Researchers at OpenAI have developed new methods for interpreting the neural activity within language models, providing a glimpse into the concepts and patterns that drive their behaviour.
As explained in the research paper, "The resulting networks are not well understood and cannot be easily decomposed into identifiable parts. This means we cannot reason about AI safety the same way we reason about something like car safety." By using sparse autoencoders, researchers aim to find interpretable patterns in the neural activity that align with human-understandable concepts.
As they note in their paper, "We find that our methodology demonstrates smooth and predictable scaling, with better returns to scale than prior techniques." This breakthrough enables a more comprehensive analysis of the concepts encoded in the language model.
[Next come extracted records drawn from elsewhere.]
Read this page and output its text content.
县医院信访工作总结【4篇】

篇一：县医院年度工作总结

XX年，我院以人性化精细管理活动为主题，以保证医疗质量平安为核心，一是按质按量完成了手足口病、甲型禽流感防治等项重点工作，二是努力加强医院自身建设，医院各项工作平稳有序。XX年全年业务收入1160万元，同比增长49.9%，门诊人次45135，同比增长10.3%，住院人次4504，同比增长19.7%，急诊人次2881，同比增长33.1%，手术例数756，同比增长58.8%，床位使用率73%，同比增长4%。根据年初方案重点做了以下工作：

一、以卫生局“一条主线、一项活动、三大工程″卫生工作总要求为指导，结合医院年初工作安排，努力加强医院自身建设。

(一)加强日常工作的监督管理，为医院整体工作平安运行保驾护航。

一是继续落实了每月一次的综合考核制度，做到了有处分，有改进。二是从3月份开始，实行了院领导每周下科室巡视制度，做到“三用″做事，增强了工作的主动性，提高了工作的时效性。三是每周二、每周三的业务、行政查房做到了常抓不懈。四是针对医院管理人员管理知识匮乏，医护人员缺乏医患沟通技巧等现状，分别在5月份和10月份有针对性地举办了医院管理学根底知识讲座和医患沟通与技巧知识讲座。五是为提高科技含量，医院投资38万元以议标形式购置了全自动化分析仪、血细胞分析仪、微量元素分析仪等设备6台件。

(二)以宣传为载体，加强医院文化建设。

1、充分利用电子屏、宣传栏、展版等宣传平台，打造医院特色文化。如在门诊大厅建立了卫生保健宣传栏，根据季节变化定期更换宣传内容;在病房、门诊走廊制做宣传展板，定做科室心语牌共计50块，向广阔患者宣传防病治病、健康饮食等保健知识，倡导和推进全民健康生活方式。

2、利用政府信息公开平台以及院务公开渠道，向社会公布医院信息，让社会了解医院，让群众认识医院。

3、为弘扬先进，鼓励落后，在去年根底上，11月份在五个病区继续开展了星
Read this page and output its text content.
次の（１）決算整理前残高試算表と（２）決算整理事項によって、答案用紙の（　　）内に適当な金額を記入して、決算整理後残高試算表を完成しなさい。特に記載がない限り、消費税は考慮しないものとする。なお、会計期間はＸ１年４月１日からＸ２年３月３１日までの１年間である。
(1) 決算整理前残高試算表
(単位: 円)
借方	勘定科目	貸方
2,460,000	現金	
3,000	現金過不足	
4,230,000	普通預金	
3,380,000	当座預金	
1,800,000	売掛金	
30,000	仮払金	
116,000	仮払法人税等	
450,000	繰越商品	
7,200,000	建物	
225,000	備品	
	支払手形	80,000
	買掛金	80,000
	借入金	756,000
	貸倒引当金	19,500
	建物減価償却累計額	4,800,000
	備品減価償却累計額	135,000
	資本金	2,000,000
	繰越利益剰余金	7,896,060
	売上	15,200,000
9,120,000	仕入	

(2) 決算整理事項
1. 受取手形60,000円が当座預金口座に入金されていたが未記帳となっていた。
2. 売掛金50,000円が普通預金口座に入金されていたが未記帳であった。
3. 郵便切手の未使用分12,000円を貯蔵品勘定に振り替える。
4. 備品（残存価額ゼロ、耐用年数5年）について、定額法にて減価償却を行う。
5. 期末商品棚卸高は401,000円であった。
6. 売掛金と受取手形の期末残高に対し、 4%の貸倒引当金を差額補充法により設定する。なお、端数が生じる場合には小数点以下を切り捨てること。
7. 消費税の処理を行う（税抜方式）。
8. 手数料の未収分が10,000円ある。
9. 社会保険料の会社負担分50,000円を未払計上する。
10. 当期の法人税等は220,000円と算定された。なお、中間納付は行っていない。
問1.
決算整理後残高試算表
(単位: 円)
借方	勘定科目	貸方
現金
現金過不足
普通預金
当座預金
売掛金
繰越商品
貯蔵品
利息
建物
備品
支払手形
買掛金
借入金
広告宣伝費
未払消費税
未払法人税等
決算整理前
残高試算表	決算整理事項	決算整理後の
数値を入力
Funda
Using their improved sparse autoencoder, the researchers trained a 16-million-feature autoencoder on GPT-4 activations. By visualising the documents where each feature activates, they were able to identify a range of interpretable patterns, such as:
- Human imperfection
- Price increases
- Rhetorical questions
- Algebraic rings
- Dopamine receptors
For example, the "Human Imperfection" feature activates on phrases related to the flaws and limitations of humans, while the "Price Increases" feature activates on text discussing rising costs and prices.
However, as the authors acknowledge, this research is still in its early stages. To fully map the concepts in frontier language models, autoencoders may need to scale to billions or even trillions of features.
As they state in the paper, "Ultimately, we hope that one day, interpretability can provide us with new ways to reason about model safety and robustness, and significantly increase our trust in powerful AI models by giving strong assurances about their behaviour."
By identifying interpretable features and patterns in the neural activity, this work provides some insight into the concepts and mechanisms that drive these systems.